Church
An active Orthodox church
The Trinity Cathedral is the main temple of the Alexander Nevsky Lavra. Currently belongs to the St. Petersburg diocese of the Russian Orthodox Church.
The cathedral was built in the last third of the 18th century. The design of the project was entrusted in 1774 to the architect I. E. Starov. In February 1776 Catherine II approved the project. On August 30, 1778, the day of the transfer of the relics of St. Alexander Nevsky, Metropolitan Gabriel in the presence of the Empress held the ceremony of laying the temple. The construction of the cathedral and its exterior decoration were completed by 1788. The walls, vaults and domes were painted by August 1790.
The cathedral is rich in interior decoration. Catherine II presented the church with precious liturgical objects and paintings on church subjects by masters of the Western European art and Russian artists-academics.
In the spring of 1922 most of the church values of the cathedral were requisitioned. The relics of Alexander Nevsky were seized and the silver sarcophagus was transferred to the Hermitage. In 1933 the cathedral was closed, its premises were rented and the paintings were transferred to the Museum Fund.
In 1956 there a decision to return the Trinity Cathedral to the faithful was made. The building of the temple was badly damaged by the tenants and from shelling during the war. So in 1957-1960 the cathedral was renovated with the means of the Patriarchate, the Leningrad and other dioceses and the donations of the faithful.
On June 3, 1989 the relics of St. Alexander Nevsky were returned from the Museum of the History of Religion and Atheism to the Trinity Cathedral. Currently many revered shrines are in the cathedral.
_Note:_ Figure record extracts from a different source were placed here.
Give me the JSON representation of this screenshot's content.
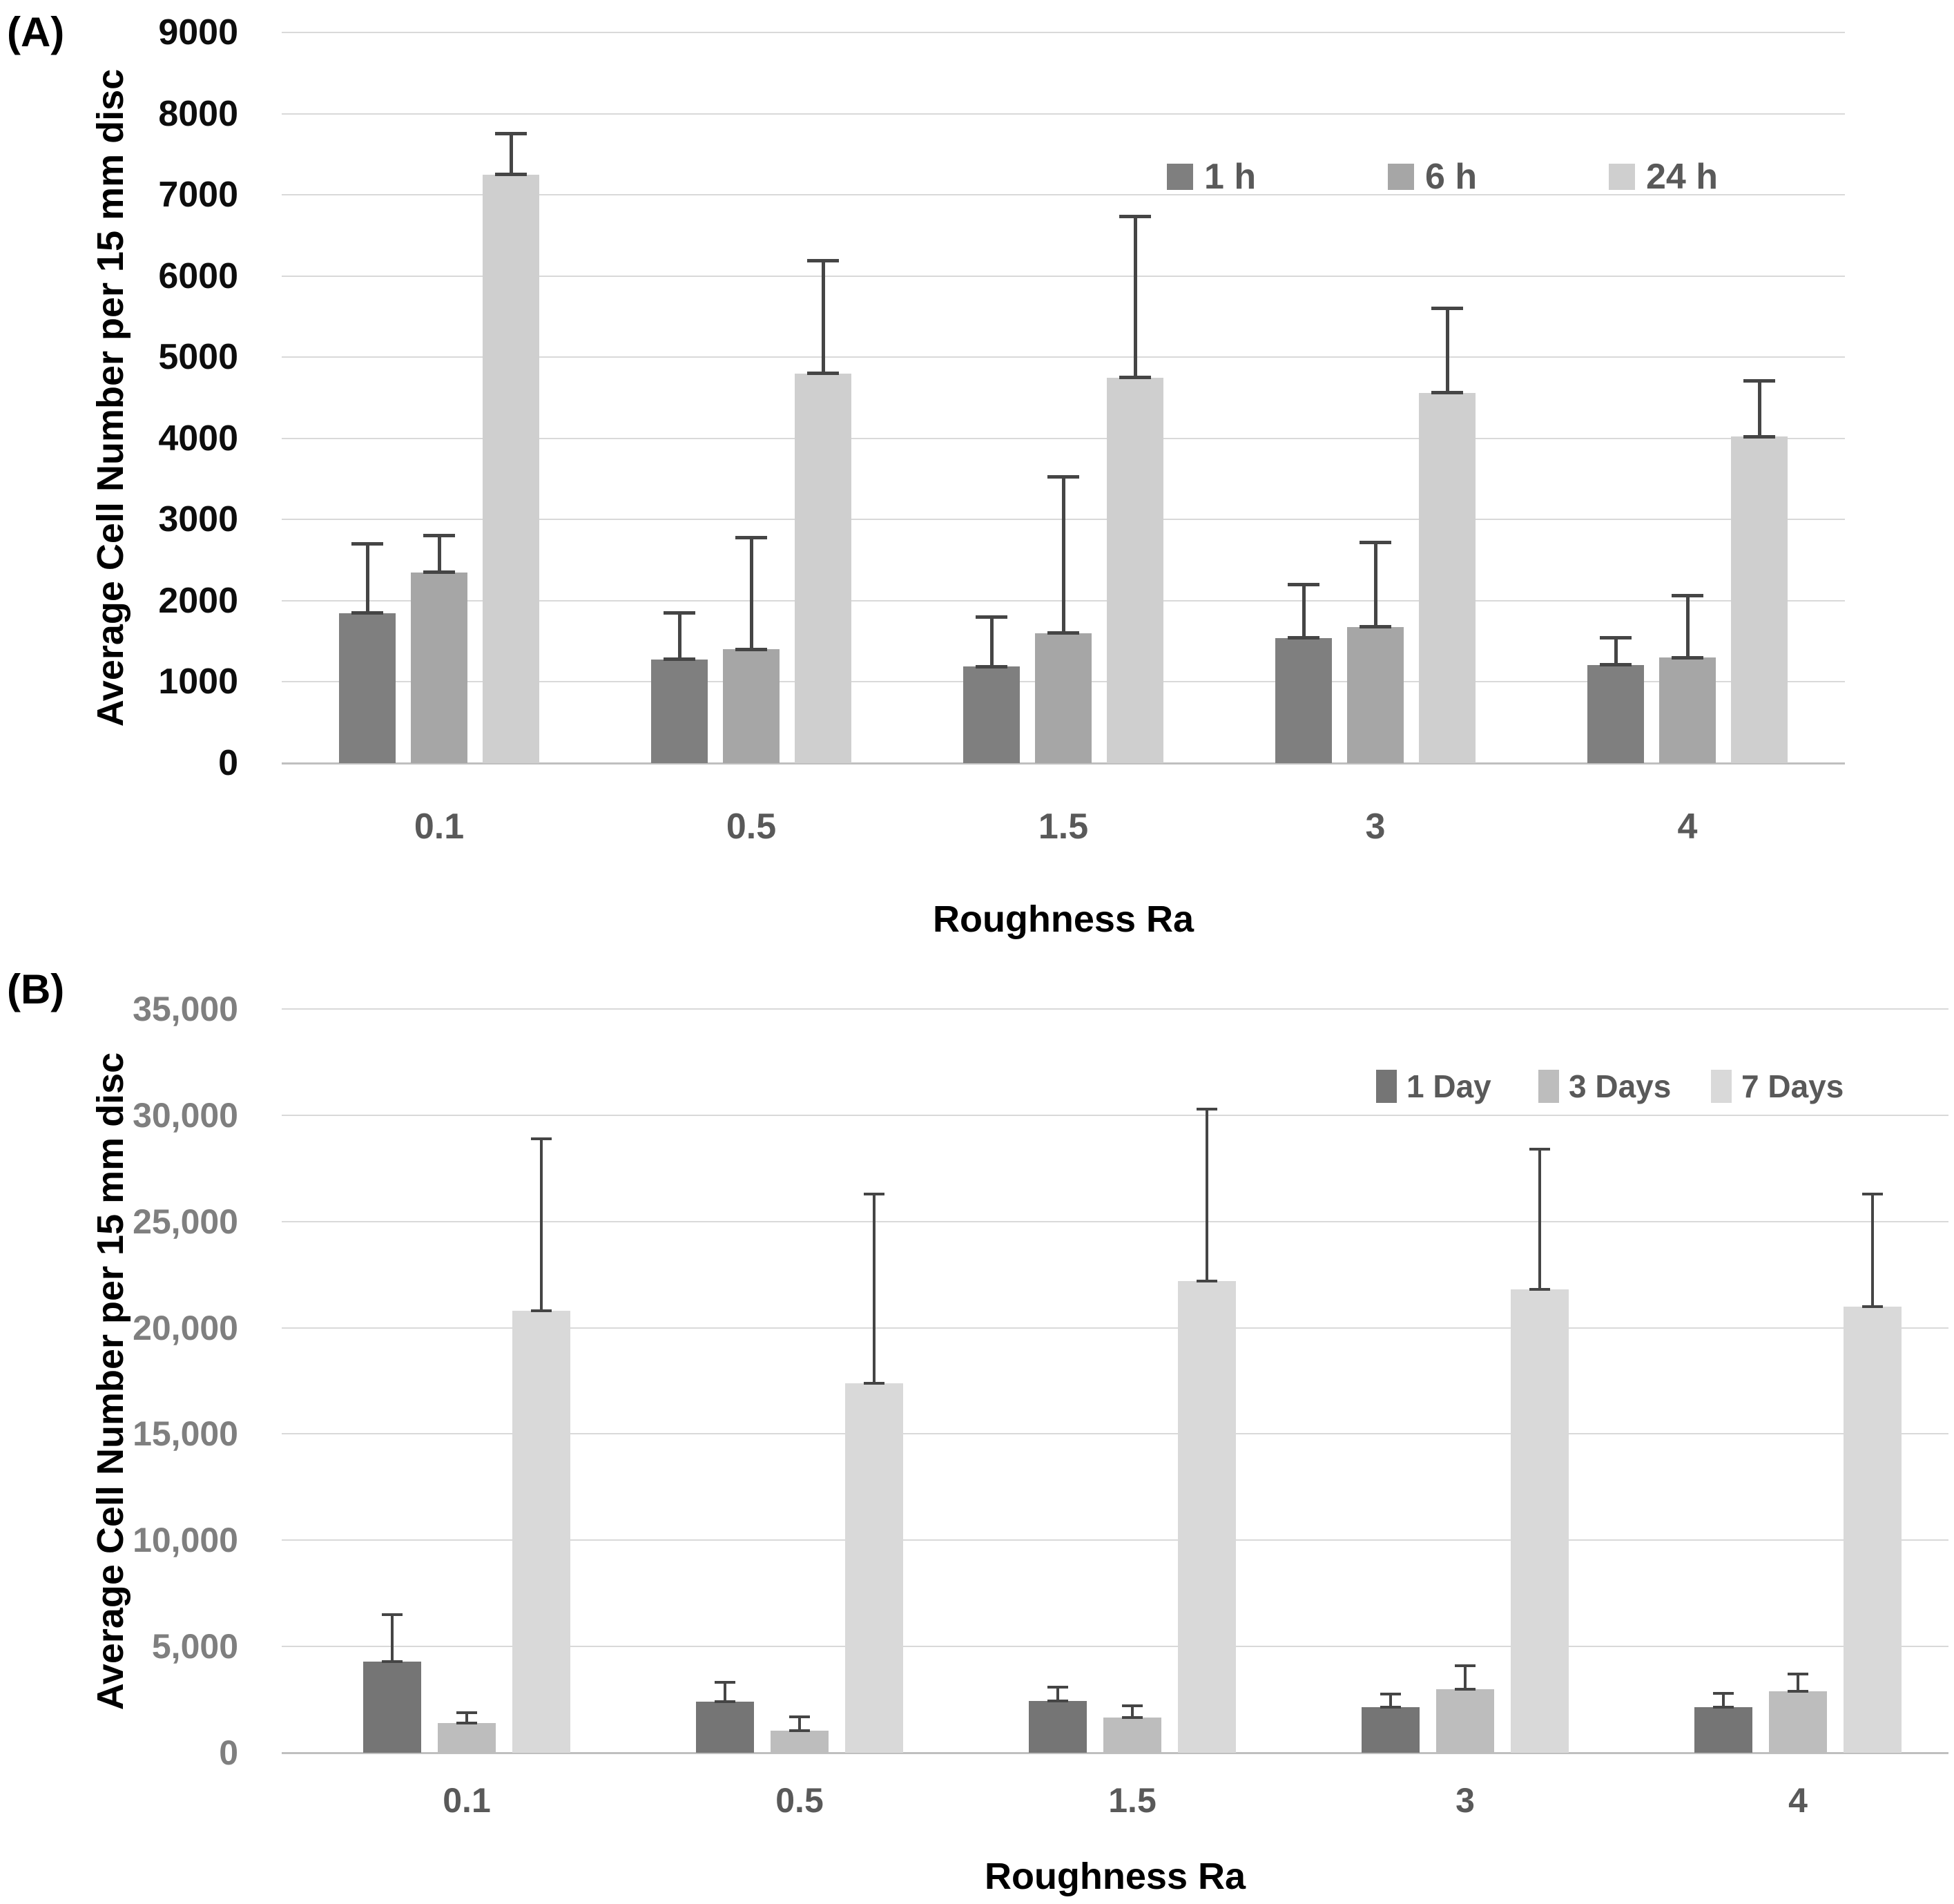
{
  "figure": {
    "background": "#ffffff",
    "gridline_color": "#d9d9d9",
    "axis_line_color": "#bfbfbf",
    "error_bar_color": "#454545"
  },
  "chart_data": [
    {
      "id": "A",
      "type": "bar",
      "panel_label": "(A)",
      "title": "",
      "xlabel": "Roughness Ra",
      "ylabel": "Average Cell Number per 15 mm disc",
      "ylim": [
        0,
        9000
      ],
      "grid": true,
      "legend_position": "top-right-inside",
      "y_ticks": [
        {
          "label": "0",
          "value": 0
        },
        {
          "label": "1000",
          "value": 1000
        },
        {
          "label": "2000",
          "value": 2000
        },
        {
          "label": "3000",
          "value": 3000
        },
        {
          "label": "4000",
          "value": 4000
        },
        {
          "label": "5000",
          "value": 5000
        },
        {
          "label": "6000",
          "value": 6000
        },
        {
          "label": "7000",
          "value": 7000
        },
        {
          "label": "8000",
          "value": 8000
        },
        {
          "label": "9000",
          "value": 9000
        }
      ],
      "categories": [
        "0.1",
        "0.5",
        "1.5",
        "3",
        "4"
      ],
      "series": [
        {
          "name": "1 h",
          "color": "#7f7f7f",
          "values": [
            1850,
            1280,
            1190,
            1540,
            1210
          ],
          "errors_plus": [
            850,
            570,
            610,
            660,
            330
          ]
        },
        {
          "name": "6 h",
          "color": "#a6a6a6",
          "values": [
            2350,
            1400,
            1600,
            1680,
            1300
          ],
          "errors_plus": [
            450,
            1380,
            1930,
            1040,
            760
          ]
        },
        {
          "name": "24 h",
          "color": "#cfcfcf",
          "values": [
            7250,
            4800,
            4750,
            4560,
            4020
          ],
          "errors_plus": [
            500,
            1390,
            1980,
            1040,
            690
          ]
        }
      ]
    },
    {
      "id": "B",
      "type": "bar",
      "panel_label": "(B)",
      "title": "",
      "xlabel": "Roughness Ra",
      "ylabel": "Average Cell Number per 15 mm disc",
      "ylim": [
        0,
        35000
      ],
      "grid": true,
      "legend_position": "top-right-inside",
      "y_ticks": [
        {
          "label": "0",
          "value": 0
        },
        {
          "label": "5,000",
          "value": 5000
        },
        {
          "label": "10,000",
          "value": 10000
        },
        {
          "label": "15,000",
          "value": 15000
        },
        {
          "label": "20,000",
          "value": 20000
        },
        {
          "label": "25,000",
          "value": 25000
        },
        {
          "label": "30,000",
          "value": 30000
        },
        {
          "label": "35,000",
          "value": 35000
        }
      ],
      "categories": [
        "0.1",
        "0.5",
        "1.5",
        "3",
        "4"
      ],
      "series": [
        {
          "name": "1 Day",
          "color": "#757575",
          "values": [
            4300,
            2400,
            2450,
            2150,
            2150
          ],
          "errors_plus": [
            2200,
            900,
            650,
            600,
            650
          ]
        },
        {
          "name": "3 Days",
          "color": "#bdbdbd",
          "values": [
            1400,
            1050,
            1650,
            3000,
            2900
          ],
          "errors_plus": [
            500,
            650,
            550,
            1100,
            800
          ]
        },
        {
          "name": "7 Days",
          "color": "#d9d9d9",
          "values": [
            20800,
            17400,
            22200,
            21800,
            21000
          ],
          "errors_plus": [
            8100,
            8900,
            8100,
            6600,
            5300
          ]
        }
      ]
    }
  ]
}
In front of the Trinity Cathedral there is the "Communist platform". In 2009 it was renamed to the Cossack Cemetery. Participants in the defense of Petrograd, the victims of the Kronstadt rebellion, the old Bolsheviks, the hereditary workers of St. Petersburg, famous scientists and engineers - this is the composition of this some kind of Soviet necropolis. The burials, which were stopped in the late 1930s, were renewed during the Great Patriotic War when members of the battle for Leningrad were buried on the Communist platform. Altogether there are about 340 graves.